“Gage,” I said.
“All right, Gage,” he said. We shook hands. “Ken.”
“My mother’s idea,” I said preemptively; most people say something about how they haven’t ever met anybody named Gage. Ken cocked his head a little.
“Well, all right,” he said: he had a light tone to his voice, in which I thought I heard a note of correction. “Mom knows best, right?”
“Right, right,” I said.
“Mine still calls me ‘Kenny.’ Makes me feel like a little kid.”
“Whatever they call you for the first few years after you’re born probably sticks with them forever,” I said.
“Maybe that’s it,” he said. “Anyway, where were you before you got to Milpitas?”
“Oh, just up in San Francisco. You?”
Ken laughed; he looked down a little, toward the sidewalk. I wasn’t sure what was wrong with my question. “I’m from here,” he said when he found my face again. “Until pretty recently not a lot of people moved here.”
“Real estate agent says it’s coming up,” I said.
“Well, that’s true,” he said. “It’s growing. New people. Right here next to the freeway, though—don’t take this the wrong way, but most of the people moving here … they don’t move here.”
“Oh, I know,” I said, remembering my first visit to town. “Whitney tried to show me a place in—what was it called? The neighborhood had a name.”
“There’s a lot of that now,” said Ken. I was trying to guess his age without staring too hard: maybe thirty-seven, I figured. His clothes looked freshly laundered and his hair was neatly shaped. “Wolf Trail Crossing or whatever. I think they get to mark up the price if they give a block a name like that.”
“Well, anyway,” I said, “they were a good deal more expensive than this one.”
He looked at me a little sideways; he’d noticed I wasn’t volunteering much. “Yeah, I bet they were,” he said after a second. “Listen, I’m on my way to work, I better get going. You want to get a beer later?”
“Sure,” I said, a little surprised.
“Cool,” he said, with a friendly smile; I thought I heard a note of suspicion in it, but I’d hardly had any company at all since getting to town, and solitude can do strange things to your hearing. “I’m home after five. You’ll be around?”
“Haven’t really figured out many other places to go,” I said.
He laughed again. “I imagine you haven’t,” he said.
* * *
AT ABOUT FIVE-THIRTY that evening, my doorbell rang; it was a cheery two-note chime, and it had to be new—who puts a doorbell on the front of a porn store?—but it sounded, to my ears, like a relic of the 1970s: there was something aspirationally optimistic about it, as if it were trying to climb above its actual station.

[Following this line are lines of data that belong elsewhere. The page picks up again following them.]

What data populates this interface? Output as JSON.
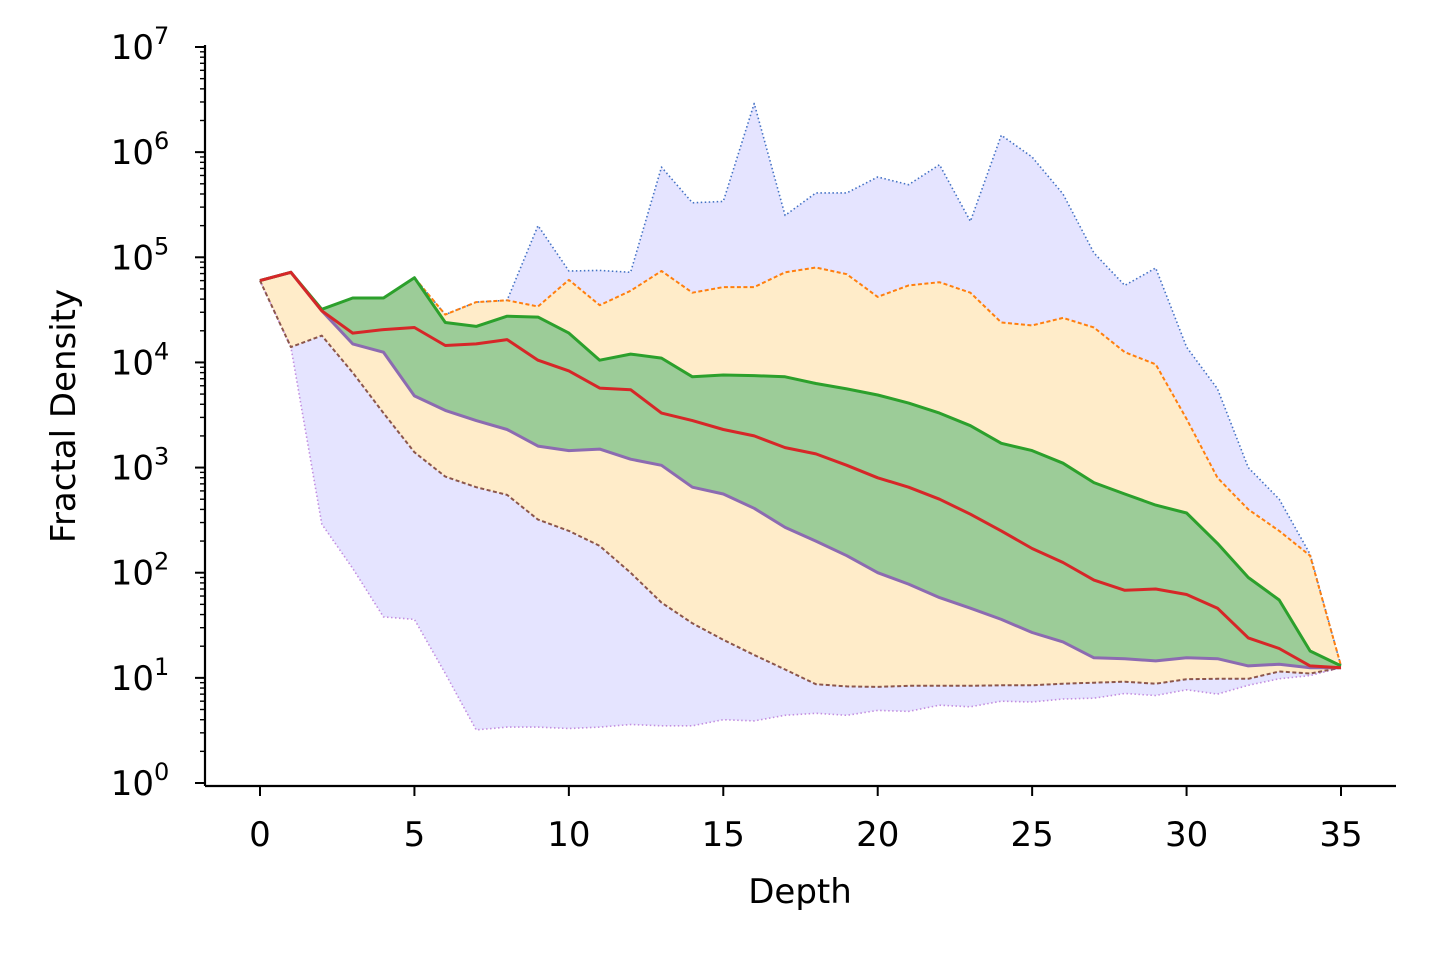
{
  "chart_data": {
    "type": "area",
    "title": "",
    "xlabel": "Depth",
    "ylabel": "Fractal Density",
    "xlim": [
      -1.8,
      36.8
    ],
    "ylim": [
      1,
      10000000
    ],
    "yscale": "log",
    "xticks": [
      0,
      5,
      10,
      15,
      20,
      25,
      30,
      35
    ],
    "yticks": [
      {
        "value": 1,
        "base": "10",
        "exp": "0"
      },
      {
        "value": 10,
        "base": "10",
        "exp": "1"
      },
      {
        "value": 100,
        "base": "10",
        "exp": "2"
      },
      {
        "value": 1000,
        "base": "10",
        "exp": "3"
      },
      {
        "value": 10000,
        "base": "10",
        "exp": "4"
      },
      {
        "value": 100000,
        "base": "10",
        "exp": "5"
      },
      {
        "value": 1000000,
        "base": "10",
        "exp": "6"
      },
      {
        "value": 10000000,
        "base": "10",
        "exp": "7"
      }
    ],
    "grid": false,
    "legend": "none",
    "x": [
      0,
      1,
      2,
      3,
      4,
      5,
      6,
      7,
      8,
      9,
      10,
      11,
      12,
      13,
      14,
      15,
      16,
      17,
      18,
      19,
      20,
      21,
      22,
      23,
      24,
      25,
      26,
      27,
      28,
      29,
      30,
      31,
      32,
      33,
      34,
      35
    ],
    "series": [
      {
        "role": "max",
        "color": "#4472c4",
        "dash": "dotted",
        "values": [
          60000,
          72000,
          32000,
          41000,
          41000,
          64000,
          28500,
          37500,
          39000,
          200000,
          74000,
          75000,
          72000,
          720000,
          330000,
          340000,
          2900000,
          250000,
          410000,
          410000,
          580000,
          490000,
          760000,
          220000,
          1450000,
          900000,
          400000,
          110000,
          54000,
          79000,
          14000,
          5600,
          1000,
          500,
          150,
          13
        ]
      },
      {
        "role": "p90",
        "color": "#ff7f0e",
        "dash": "dashed",
        "values": [
          60000,
          72000,
          32000,
          41000,
          41000,
          64000,
          28500,
          37500,
          39000,
          34000,
          61000,
          35000,
          48000,
          74000,
          46000,
          52000,
          52000,
          72000,
          80000,
          69000,
          42000,
          54000,
          58000,
          46000,
          24000,
          22500,
          26500,
          21500,
          12500,
          9600,
          2900,
          800,
          400,
          250,
          145,
          13
        ]
      },
      {
        "role": "p75",
        "color": "#2ca02c",
        "dash": "solid",
        "values": [
          60000,
          72000,
          32000,
          41000,
          41000,
          64000,
          24000,
          22000,
          27500,
          27000,
          19000,
          10500,
          12000,
          11000,
          7300,
          7600,
          7500,
          7300,
          6300,
          5600,
          4900,
          4100,
          3300,
          2500,
          1700,
          1450,
          1100,
          720,
          560,
          440,
          370,
          190,
          90,
          55,
          18,
          13
        ]
      },
      {
        "role": "median",
        "color": "#d62728",
        "dash": "solid",
        "values": [
          60000,
          72000,
          31000,
          19000,
          20500,
          21500,
          14500,
          15000,
          16500,
          10500,
          8300,
          5700,
          5500,
          3300,
          2800,
          2300,
          2000,
          1550,
          1350,
          1050,
          800,
          650,
          500,
          360,
          250,
          170,
          125,
          85,
          68,
          70,
          62,
          46,
          24,
          19,
          13,
          12.5
        ]
      },
      {
        "role": "p25",
        "color": "#8c6bb1",
        "dash": "solid",
        "values": [
          60000,
          72000,
          31000,
          15000,
          12500,
          4800,
          3500,
          2800,
          2300,
          1600,
          1450,
          1500,
          1200,
          1050,
          650,
          560,
          410,
          270,
          200,
          145,
          100,
          78,
          58,
          46,
          36,
          27,
          22,
          15.5,
          15.2,
          14.5,
          15.5,
          15.2,
          13,
          13.5,
          12.5,
          12.5
        ]
      },
      {
        "role": "p10",
        "color": "#8c564b",
        "dash": "dashed",
        "values": [
          60000,
          72000,
          31000,
          15000,
          12500,
          4800,
          3500,
          2800,
          2300,
          1600,
          1450,
          1500,
          1200,
          1050,
          650,
          560,
          410,
          270,
          200,
          145,
          100,
          78,
          58,
          46,
          36,
          27,
          22,
          15.5,
          15.2,
          14.5,
          15.5,
          15.2,
          13,
          13.5,
          12.5,
          12.5
        ],
        "values_own": [
          60000,
          14000,
          18000,
          8000,
          3300,
          1400,
          820,
          650,
          550,
          320,
          250,
          180,
          100,
          52,
          33,
          23,
          16.5,
          12,
          8.7,
          8.3,
          8.2,
          8.4,
          8.4,
          8.4,
          8.5,
          8.5,
          8.8,
          9,
          9.2,
          8.8,
          9.7,
          9.8,
          9.8,
          11.5,
          11,
          12.5
        ]
      },
      {
        "role": "min",
        "color": "#c28ee0",
        "dash": "dotted",
        "values": [
          60000,
          14000,
          290,
          110,
          38,
          36,
          11,
          3.2,
          3.4,
          3.4,
          3.3,
          3.4,
          3.6,
          3.5,
          3.5,
          4,
          3.9,
          4.4,
          4.6,
          4.4,
          4.9,
          4.8,
          5.5,
          5.3,
          6,
          5.9,
          6.3,
          6.4,
          7.1,
          6.8,
          7.7,
          7,
          8.5,
          9.8,
          10.5,
          12.5
        ]
      }
    ],
    "bands": [
      {
        "between": [
          "min",
          "max"
        ],
        "color": "#e5e4ff"
      },
      {
        "between": [
          "p10",
          "p90"
        ],
        "color": "#ffecc9"
      },
      {
        "between": [
          "p25",
          "p75"
        ],
        "color": "#9ccc98"
      }
    ]
  }
}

Ken produced a six-pack of Tecate and set it down on the coffee table by the couch in the living room. I don’t think I’d seen a Tecate since college. We cracked our cans open simultaneously; the sound caromed off the walls with a weirdly metallic echo. Whoever’d done the refurb on the place hadn’t given much thought to the acoustics.
What’s your life like, where’s your family: we took care of the basics first. He’d been born at the hospital in San Jose; his parents still lived in the house he’d grown up in. He said the place had seemed palatial to him as a kid, but that he could see, now, with all the new construction, that it had been incredibly modest. I thought about how every town this near San Francisco must have experienced some measure of seismic change almost the minute the information economy cranked into high gear, and how this was still going on, my own lodgings being just a single example.

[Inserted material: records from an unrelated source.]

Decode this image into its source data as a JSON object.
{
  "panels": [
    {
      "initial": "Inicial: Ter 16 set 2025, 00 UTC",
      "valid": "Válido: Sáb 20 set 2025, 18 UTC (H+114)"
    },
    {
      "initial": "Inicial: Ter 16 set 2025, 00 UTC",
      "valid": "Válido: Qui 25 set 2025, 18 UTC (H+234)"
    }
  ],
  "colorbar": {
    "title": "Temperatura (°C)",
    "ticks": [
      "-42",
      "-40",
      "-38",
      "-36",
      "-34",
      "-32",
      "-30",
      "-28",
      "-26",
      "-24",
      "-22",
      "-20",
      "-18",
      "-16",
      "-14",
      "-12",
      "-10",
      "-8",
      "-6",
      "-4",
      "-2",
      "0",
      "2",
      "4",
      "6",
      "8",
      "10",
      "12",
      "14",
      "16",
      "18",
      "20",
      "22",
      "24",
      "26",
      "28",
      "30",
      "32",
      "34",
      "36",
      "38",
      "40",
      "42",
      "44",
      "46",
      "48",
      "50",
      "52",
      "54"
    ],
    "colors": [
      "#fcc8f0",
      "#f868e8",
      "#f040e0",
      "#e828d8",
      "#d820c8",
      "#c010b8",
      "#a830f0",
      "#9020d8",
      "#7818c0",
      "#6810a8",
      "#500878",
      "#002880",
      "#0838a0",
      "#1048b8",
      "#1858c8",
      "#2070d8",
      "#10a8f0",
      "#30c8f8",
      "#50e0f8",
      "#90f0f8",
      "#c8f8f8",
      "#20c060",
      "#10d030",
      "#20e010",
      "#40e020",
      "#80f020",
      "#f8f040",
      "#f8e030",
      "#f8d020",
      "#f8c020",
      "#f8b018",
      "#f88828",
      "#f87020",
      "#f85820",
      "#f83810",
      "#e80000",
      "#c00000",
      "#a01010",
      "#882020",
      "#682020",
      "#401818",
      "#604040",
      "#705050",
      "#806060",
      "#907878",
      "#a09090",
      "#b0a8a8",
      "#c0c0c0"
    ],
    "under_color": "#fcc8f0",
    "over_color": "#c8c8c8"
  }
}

He had a sister at Mills, and both his parents were college graduates: but they cared more about their children’s happiness than about status, and he’d been good with tools since he was young, so he worked at an auto shop.
“I wouldn’t have guessed,” I said: leaving in the mornings, he looked like he was heading for a desk job.
“I only wear my uniform at the shop. Old habit. Leave my work at work, you know?” I cracked open a second beer; it was dark outside, but inside it felt hotter than it had in the daytime. “How about you?”
“I’m a writer,” I said. “Mainly books.”
“There you go,” he said, raising his can like a champagne glass. We toasted my profession. Then we sat quietly for several minutes, each of us sort of staring into space at the end of the day, beers in hand.